A Royal Debt
THICKNESSE, Philip.
A Letter to her Majesty the Queen of Great Britain …. Printed for the Author, and sold by S. Fores … London, 1791.
4to, pp. [2], 13, [1]; a fine copy, lower edge partly untrimmed, disbound.
First and only edition, very rare. Thicknesse had been commander of the garrison at Harwich when Queen Charlotte first arrived in England after a difficult sea passage in 1761. ‘I cannot help here observing that during a great part of the afternoon … I was driving my post-chaise, in a scarlet coat, upon the beach, to make it visible that her Majesty might not only be there safely landed … but that Admiral Campbell … well knew that at my cottage … now well known to every body, was to be found better accommodation than could have been procured at Harwich …’; Anson though insisted on landing, against a contrary wind, in the main harbour.

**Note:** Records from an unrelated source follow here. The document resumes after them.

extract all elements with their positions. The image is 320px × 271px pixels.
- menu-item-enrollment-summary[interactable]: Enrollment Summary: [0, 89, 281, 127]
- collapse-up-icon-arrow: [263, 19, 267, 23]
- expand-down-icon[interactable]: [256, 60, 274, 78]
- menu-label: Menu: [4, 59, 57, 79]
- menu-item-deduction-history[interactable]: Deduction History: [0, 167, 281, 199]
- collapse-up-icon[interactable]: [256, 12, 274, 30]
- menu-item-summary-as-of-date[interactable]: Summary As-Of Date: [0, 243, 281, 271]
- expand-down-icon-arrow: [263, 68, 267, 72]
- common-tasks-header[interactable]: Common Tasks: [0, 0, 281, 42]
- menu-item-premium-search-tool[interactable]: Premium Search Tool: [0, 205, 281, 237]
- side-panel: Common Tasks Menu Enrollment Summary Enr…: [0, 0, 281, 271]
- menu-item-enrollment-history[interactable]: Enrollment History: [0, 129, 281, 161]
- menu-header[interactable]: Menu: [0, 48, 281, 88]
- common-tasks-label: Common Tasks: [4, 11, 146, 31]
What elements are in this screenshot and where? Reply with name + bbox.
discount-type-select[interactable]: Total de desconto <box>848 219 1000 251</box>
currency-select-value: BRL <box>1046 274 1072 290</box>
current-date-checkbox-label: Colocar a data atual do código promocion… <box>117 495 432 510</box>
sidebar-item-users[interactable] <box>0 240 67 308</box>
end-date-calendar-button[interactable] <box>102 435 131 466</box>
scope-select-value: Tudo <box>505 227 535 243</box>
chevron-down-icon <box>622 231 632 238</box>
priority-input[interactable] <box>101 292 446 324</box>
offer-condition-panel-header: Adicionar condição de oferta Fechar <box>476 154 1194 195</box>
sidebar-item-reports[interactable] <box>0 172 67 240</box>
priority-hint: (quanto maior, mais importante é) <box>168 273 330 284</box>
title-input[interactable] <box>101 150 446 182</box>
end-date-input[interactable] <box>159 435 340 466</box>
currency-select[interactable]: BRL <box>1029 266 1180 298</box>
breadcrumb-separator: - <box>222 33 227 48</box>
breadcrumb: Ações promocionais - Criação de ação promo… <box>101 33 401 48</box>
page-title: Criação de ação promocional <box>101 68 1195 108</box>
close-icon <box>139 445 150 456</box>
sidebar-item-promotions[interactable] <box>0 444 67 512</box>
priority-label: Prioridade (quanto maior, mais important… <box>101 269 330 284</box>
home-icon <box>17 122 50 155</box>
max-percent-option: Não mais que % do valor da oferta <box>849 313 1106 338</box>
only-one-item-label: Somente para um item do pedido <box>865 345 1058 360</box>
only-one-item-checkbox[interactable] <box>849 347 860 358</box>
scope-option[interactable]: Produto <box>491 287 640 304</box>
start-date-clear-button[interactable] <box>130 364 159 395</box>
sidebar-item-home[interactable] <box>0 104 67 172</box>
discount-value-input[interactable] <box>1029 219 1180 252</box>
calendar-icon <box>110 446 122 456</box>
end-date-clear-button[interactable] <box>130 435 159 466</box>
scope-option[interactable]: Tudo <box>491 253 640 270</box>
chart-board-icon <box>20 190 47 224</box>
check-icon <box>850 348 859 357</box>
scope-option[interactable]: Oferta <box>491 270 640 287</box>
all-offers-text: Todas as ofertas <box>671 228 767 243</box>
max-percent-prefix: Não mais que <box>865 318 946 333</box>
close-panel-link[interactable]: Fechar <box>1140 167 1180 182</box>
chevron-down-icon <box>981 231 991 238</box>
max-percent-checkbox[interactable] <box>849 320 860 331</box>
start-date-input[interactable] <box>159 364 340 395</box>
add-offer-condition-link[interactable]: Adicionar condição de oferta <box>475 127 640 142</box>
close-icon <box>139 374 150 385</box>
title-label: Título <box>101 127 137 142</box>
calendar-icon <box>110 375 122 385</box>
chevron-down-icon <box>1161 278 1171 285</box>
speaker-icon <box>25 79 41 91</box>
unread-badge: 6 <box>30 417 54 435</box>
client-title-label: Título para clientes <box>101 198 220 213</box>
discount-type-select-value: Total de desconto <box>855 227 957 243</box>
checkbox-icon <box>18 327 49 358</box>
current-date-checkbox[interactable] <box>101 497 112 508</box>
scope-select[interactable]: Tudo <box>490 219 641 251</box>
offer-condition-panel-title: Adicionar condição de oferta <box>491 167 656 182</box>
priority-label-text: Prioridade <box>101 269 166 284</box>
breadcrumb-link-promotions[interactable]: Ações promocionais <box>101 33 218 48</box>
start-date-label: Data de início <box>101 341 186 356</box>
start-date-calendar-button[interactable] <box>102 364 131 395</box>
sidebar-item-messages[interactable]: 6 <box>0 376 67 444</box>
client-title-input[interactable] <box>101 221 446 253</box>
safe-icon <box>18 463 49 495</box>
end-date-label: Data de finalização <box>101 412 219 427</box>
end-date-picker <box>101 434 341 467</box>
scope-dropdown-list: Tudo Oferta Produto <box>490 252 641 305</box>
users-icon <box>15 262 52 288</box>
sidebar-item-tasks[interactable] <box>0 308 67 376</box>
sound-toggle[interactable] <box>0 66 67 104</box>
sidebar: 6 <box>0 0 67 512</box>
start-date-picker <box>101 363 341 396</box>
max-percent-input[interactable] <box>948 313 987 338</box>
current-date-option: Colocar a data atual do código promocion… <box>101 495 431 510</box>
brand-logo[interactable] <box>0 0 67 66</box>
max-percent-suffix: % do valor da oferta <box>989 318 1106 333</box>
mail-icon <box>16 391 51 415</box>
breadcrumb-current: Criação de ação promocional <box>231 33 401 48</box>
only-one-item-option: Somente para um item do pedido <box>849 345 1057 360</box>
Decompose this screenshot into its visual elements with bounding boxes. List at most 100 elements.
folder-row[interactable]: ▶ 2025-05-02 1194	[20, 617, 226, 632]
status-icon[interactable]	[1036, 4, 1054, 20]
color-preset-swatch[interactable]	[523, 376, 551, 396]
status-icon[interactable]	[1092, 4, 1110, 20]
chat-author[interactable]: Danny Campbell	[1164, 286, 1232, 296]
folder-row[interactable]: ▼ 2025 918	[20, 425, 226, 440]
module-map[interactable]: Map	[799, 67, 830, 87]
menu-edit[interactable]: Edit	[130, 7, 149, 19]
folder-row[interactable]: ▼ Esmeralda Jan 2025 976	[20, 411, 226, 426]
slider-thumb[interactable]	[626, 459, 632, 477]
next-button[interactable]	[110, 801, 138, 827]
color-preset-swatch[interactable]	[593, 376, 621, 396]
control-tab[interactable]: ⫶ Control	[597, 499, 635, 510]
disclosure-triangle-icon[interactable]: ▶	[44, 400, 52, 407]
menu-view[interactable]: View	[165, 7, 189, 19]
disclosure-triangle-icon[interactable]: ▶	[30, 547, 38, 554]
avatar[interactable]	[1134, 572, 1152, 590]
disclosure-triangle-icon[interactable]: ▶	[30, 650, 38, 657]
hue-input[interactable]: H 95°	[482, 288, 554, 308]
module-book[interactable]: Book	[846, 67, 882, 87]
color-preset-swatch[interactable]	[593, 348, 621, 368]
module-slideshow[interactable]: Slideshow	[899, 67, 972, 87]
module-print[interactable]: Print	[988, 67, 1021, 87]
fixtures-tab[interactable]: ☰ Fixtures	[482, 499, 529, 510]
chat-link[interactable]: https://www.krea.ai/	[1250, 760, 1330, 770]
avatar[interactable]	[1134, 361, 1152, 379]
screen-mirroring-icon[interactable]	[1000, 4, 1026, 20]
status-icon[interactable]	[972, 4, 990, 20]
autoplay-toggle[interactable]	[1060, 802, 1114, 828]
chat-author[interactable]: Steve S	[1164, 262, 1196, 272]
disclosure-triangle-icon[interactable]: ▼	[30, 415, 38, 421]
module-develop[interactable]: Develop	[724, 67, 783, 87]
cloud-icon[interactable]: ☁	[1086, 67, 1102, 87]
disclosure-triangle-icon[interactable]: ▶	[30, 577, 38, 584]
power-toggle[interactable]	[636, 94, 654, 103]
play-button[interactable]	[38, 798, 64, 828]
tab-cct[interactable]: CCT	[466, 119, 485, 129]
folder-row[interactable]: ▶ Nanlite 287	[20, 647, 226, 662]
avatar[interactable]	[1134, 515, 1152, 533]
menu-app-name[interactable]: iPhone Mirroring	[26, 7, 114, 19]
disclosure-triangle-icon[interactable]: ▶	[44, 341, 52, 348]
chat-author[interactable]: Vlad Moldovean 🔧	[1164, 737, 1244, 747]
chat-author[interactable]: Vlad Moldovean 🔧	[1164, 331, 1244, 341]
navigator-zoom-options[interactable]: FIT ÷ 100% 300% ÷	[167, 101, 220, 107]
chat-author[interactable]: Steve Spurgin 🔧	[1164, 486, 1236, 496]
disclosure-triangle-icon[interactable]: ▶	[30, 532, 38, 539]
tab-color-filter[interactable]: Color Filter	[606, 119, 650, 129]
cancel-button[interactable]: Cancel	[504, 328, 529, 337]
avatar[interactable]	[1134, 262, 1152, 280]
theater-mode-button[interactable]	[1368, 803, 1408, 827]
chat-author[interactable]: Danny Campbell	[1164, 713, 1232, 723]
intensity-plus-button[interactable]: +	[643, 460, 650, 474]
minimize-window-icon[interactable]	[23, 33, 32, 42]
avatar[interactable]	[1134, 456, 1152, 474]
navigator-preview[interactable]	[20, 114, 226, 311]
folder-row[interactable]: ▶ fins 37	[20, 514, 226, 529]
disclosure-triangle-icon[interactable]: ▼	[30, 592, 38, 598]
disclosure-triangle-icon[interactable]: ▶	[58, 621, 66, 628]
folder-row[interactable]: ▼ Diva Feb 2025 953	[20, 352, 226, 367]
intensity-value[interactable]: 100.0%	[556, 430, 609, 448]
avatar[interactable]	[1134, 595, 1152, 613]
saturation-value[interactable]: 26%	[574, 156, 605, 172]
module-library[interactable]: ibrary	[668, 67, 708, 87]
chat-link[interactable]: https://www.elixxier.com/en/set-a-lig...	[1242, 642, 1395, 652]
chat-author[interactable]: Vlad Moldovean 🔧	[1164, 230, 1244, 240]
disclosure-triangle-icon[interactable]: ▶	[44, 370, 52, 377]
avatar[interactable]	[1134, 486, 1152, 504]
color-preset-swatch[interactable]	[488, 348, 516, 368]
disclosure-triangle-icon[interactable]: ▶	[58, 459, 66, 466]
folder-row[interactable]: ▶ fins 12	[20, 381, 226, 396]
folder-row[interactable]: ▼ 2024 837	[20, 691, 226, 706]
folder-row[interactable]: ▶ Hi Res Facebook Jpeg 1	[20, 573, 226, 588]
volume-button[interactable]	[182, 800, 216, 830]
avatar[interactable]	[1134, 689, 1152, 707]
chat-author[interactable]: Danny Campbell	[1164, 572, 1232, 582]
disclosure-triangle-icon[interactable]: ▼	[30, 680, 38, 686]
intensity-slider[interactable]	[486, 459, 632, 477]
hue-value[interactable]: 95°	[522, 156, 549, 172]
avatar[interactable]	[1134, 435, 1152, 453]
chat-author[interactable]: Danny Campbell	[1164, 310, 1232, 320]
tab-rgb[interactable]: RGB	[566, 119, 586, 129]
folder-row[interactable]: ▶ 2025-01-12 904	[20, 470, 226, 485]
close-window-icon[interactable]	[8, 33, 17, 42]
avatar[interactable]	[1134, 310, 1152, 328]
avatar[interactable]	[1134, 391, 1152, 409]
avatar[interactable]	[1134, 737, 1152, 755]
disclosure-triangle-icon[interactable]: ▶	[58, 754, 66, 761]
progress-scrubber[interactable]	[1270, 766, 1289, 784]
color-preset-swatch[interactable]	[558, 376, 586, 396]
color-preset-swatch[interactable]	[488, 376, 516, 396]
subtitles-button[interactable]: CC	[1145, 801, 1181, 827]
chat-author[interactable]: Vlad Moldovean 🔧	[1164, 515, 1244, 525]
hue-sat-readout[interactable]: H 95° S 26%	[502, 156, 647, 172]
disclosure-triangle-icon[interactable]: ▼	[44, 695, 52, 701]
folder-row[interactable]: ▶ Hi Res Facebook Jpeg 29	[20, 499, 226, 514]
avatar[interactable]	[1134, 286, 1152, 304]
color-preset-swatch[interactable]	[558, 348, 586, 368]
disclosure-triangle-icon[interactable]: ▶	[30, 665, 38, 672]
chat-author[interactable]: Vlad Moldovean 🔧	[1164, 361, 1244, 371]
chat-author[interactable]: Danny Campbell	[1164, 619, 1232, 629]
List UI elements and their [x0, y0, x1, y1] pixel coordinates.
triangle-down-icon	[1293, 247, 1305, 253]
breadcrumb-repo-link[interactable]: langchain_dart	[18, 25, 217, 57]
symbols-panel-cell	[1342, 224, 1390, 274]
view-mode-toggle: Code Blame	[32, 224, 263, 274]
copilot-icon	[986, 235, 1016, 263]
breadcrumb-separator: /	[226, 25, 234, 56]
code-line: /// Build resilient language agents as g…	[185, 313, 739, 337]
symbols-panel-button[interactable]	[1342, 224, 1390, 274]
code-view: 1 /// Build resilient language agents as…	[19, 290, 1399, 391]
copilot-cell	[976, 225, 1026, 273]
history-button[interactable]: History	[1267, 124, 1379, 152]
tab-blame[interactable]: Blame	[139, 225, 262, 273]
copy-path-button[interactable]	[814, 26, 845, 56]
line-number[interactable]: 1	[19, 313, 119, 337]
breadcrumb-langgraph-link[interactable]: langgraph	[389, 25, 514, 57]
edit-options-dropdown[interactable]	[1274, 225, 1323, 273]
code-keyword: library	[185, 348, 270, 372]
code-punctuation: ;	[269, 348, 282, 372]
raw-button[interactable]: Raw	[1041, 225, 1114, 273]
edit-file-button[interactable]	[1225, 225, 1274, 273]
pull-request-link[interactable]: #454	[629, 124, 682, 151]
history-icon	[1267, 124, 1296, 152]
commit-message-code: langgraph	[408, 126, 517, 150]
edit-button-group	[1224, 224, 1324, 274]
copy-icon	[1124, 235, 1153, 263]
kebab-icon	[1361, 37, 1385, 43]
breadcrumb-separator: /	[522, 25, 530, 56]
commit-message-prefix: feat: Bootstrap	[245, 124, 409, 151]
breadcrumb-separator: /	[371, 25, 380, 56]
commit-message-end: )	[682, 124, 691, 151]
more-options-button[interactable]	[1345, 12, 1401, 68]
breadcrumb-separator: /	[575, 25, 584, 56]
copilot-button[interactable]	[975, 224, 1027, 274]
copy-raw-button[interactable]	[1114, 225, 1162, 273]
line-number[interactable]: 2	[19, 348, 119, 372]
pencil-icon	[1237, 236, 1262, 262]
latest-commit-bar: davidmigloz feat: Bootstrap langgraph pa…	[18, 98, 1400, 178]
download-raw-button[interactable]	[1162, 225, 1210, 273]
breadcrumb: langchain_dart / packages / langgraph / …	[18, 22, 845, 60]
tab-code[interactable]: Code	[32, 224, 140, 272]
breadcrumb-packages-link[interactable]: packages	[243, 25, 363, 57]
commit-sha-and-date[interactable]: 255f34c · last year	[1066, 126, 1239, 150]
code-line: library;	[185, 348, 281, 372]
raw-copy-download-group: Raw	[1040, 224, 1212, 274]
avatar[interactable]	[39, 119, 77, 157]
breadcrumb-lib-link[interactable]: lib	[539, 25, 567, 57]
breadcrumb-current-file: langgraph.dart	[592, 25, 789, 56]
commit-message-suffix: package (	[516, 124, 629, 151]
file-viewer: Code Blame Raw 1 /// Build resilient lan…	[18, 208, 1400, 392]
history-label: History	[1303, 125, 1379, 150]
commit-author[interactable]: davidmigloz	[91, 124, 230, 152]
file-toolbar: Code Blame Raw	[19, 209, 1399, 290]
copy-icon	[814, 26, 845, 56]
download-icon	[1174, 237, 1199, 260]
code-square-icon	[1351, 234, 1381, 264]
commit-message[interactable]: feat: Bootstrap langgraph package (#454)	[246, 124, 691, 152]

Shortly afterwards Thicknesse acquired a portrait of Frederick Prince of Wales (found in a drawer in a house bought from the Duchess of Kendal by his wife’s father), which he hoped one day to give to the royal family, and indeed contrived to do so via the French traveller and writer Louis Dutens, and John James Majendie, English tutor to the Queen. Although the Queen liked the portrait she was unable to accept the gift, but the portrait was not returned to Thicknesse for six weeks, despite his repeated efforts – a circumstance he attributes here to some dubious machinations by the two Frenchmen. Some years later, in 1766, Thicknesse moved to France, when he contrived again to gift the portrait to the Queen, this time through Lord Rochford and this time successfully. Rochford told the Queen “‘He had it from Mr. Thicknesse, at Paris.” Permit me, therefore, Madam, to say, that Mr. Thicknesse is now at Paris again; not because he prefers France to England, but that it is more convenient for his residence, and more suitable to his present circumstances’, i.e. great poverty. If his Majesty ‘may think it right to make me some compensation, or return the picture … I humbly submit to your Majesty’s consideration’. In 1789, ‘nothing daunted by the early stages of the French Revolution [the Thicknesses] made a brief trip to Paris … [then] departed more wholeheartedly in 1792’ – Philip died of a seizure en route to Italy, and his wife was arrested and confined for eighteenth months.
ESTC shows two copies only: British Library, and Yale (trimmed to an octavo).